Latch hooking, canvas backing, newspaper
2007


NEXT ICONOCLASTS

The quest for an expressive visual language is as old as civilization. How does one identify the pursuit of meaningful inquiry? Individuality and imagination, time and place, all purposely combine to offer untold possibilities.

Content. Means. Inspiration. Authenticity. Re-defining and risk taking.

Looking hard at accomplished, exceptional contemporary works, delving into the masterful continuum of the decorative arts, and focusing expectantly on fresh work of younger makers, one observes how human imagination provides unlimited stimulation for each generation. The rewards for the earnest viewer are abundant. We watch: ideas which bud and proliferate, creative daring being exploded, tentativeness becoming confidence, tactile skills honed by unrelenting purpose, practice and enhanced life experience.

Sometimes quietly subversive; perhaps boldly audacious; sometimes in the evolutionary continuum; or perhaps revolutionary in vastness. Who is a commentator or has a social conscience? Who touches us with quiet, intimate hand scale work? Who offers loudly public, visual adventures of epic proportions? These all can beckon seductively: to be looked at closely, to contemplate at length and to open oneself to feel, to be arrested by exceptional work at the intersection of art/craft.

NEXT ICONOCLASTS introduces some of the new generation of artists whose fertile work resounds with innovation and individuality, depth and promise. Those I have invited as a diverse yet complimentary group represent themselves eloquently and stand for others who also share their vocabularies through meaningful content and imagery, ever-refined tactile exploration and evolving and purposeful forms. These younger artists demonstrate significant, expressive development, individuality and risk taking. While I thought of function, sculpture and installation, I really thought more about identity, passion and creativity.

We thrive on the visual markers as each succeeding generation's achievement. These thirty artists reflect well on the institutions they have attended. The programs clearly encourage diversity and stimulate the discovery of vision and voice, early. Makers leave the comfort zone of school communities and pursue their ideas confidently with sustained commitment. And, ideally, they each continue to evolve, to refine their vision and skills, their insights and aspirations.

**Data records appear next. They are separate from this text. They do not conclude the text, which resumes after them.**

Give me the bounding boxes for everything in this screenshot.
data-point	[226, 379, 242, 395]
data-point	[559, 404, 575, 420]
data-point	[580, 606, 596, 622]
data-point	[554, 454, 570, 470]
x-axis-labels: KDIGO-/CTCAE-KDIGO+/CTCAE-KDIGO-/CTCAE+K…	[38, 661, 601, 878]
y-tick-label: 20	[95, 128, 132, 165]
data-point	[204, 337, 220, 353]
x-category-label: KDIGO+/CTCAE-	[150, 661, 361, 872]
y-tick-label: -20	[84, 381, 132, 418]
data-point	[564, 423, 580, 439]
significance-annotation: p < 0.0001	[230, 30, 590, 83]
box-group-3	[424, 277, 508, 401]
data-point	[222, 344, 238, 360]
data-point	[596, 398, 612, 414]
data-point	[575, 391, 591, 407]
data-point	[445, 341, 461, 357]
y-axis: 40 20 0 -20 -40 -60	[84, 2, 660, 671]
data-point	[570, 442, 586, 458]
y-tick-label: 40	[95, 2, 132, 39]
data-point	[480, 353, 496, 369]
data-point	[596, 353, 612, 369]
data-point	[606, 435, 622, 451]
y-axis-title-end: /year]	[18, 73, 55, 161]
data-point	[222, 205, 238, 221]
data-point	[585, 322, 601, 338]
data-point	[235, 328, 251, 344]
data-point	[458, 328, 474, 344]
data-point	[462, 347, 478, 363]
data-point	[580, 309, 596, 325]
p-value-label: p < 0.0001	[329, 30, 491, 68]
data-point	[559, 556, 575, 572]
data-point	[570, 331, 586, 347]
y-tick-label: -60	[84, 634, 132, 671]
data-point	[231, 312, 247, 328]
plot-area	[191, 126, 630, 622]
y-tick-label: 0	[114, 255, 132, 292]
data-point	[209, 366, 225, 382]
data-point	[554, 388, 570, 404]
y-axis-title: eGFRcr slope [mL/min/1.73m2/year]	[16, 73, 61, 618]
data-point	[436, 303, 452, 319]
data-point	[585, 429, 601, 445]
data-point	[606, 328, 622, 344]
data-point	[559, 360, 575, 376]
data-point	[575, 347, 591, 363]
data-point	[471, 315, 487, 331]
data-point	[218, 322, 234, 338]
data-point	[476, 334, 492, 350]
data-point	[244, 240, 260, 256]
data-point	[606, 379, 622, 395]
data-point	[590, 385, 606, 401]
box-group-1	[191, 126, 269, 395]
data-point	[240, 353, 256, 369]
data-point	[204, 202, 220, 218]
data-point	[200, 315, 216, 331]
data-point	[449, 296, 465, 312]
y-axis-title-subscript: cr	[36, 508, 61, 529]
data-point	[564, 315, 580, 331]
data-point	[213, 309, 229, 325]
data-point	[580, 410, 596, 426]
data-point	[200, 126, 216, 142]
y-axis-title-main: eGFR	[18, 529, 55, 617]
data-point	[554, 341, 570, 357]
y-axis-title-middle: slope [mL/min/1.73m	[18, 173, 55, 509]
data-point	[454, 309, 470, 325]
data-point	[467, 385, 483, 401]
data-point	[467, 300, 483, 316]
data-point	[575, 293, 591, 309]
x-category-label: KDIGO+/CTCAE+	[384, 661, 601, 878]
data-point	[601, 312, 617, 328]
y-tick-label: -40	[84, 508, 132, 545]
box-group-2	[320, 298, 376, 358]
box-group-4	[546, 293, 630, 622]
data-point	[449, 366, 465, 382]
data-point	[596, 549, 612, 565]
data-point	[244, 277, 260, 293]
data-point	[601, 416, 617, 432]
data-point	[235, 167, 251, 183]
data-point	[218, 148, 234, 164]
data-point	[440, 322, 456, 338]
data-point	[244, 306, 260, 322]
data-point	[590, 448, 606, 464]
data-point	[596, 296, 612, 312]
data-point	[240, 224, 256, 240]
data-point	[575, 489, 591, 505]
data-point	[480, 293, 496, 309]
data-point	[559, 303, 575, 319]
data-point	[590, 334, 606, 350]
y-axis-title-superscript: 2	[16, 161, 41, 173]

Ongoing dialogue is quite stimulating- with apparent urgency, authenticity and focus, aims are continually re/identified and re/explored. These younger artists join the continuum of all those who identify a material palette extraordinarily accommodating to their own passionately held goals. The realizations are intimate, often quirky, audacious and/or elegant, but always layered with the thoughtful and heartfelt. They each demonstrate the human need to communicate: to explore and invent, to share most personal points-of-view and expanded definitions, to shape unexpectedly seductive, often ingenious forms, to work with the tactile potential, joyously. The works celebrate aspirations and hard won skills, quests to accomplish the next, self-defined challenges, each in its own inspired, often visionary, personal language.

The creative journey is a most rewarding one to examine deeply as an artist and as an audience.
The works validate how alive and creatively resplendent contemporary craft continues to be.

NEXT ICONOCLASTS: Promise. Innovation. Individuality.